Desde que el 13 de mayo de 2024 las monjas de Belorado rompieran con la Iglesia católica y firmaran un «Manifiesto Católico» ha llovido mucho. Poco a poco se ha ido abriendo el bombón. Las razones teológicas se han esfumado. Estamos en un vodevil cargado de estertores patrimoniales, financieros y judiciales. La defensa que las exmonjas se hacen de sí mismas ya no es espiritual, profética, es legal, en un Estado de derecho. Han apostado por la ciudad y el negocio de los hombres y no por la ciudad y los negocios de Dios.
En esta ceremonia de instrumentalización de lo sagrado con tintes sectarios cada vez más evidentes, como ha reconocido el experto Luis Santamaría, hay un límite: la vida de las cinco religiosas, de entre 80 y 100 años.
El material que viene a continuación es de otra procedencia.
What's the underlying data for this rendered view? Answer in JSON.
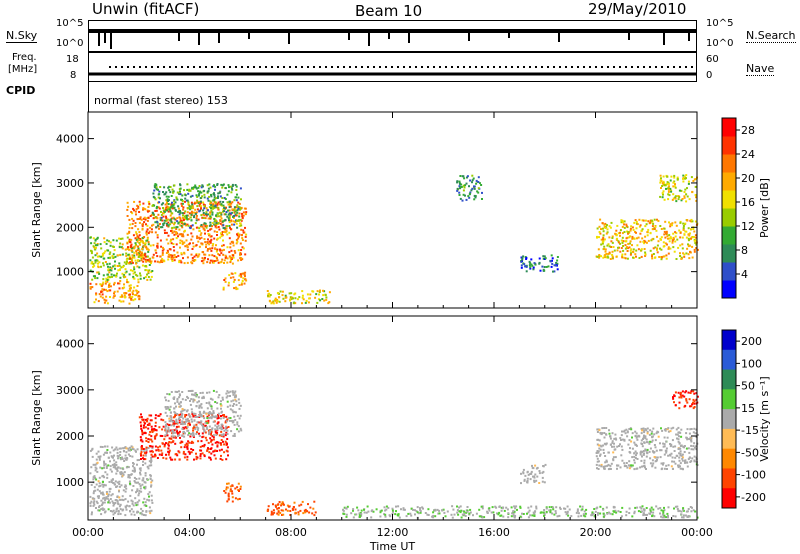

Cuando se les pregunta responden que su obispo es Mario Iceta, que echan de menos participar en la eucaristía a diario, vivir en una comunidad estable, rezar en el coro, como ocurre desde que entraron en religión, rodeadas del cariño de las hijas benditas de Santa Clara. Después de dos sentencias a favor del Comisario Pontificio, el futuro no es la resistencia. Las ex religiosas excomulgadas tienen el derecho a buscarse la vida, cómo no, pero no a costa de la de otras personas y, además, vulnerables.
No olvidemos la historia. En 1709 las últimas veinticinco monjas de Port-Royal fueron expulsadas por la autoridad pública. En 1710 se hizo desaparecer todo rastro del cisma. Los edificios de Port-Royal fueron derruidos, el lugar de la capilla convertido en una ciénaga y hasta las cenizas de los muertos dispersadas. Cuestión de tiempo.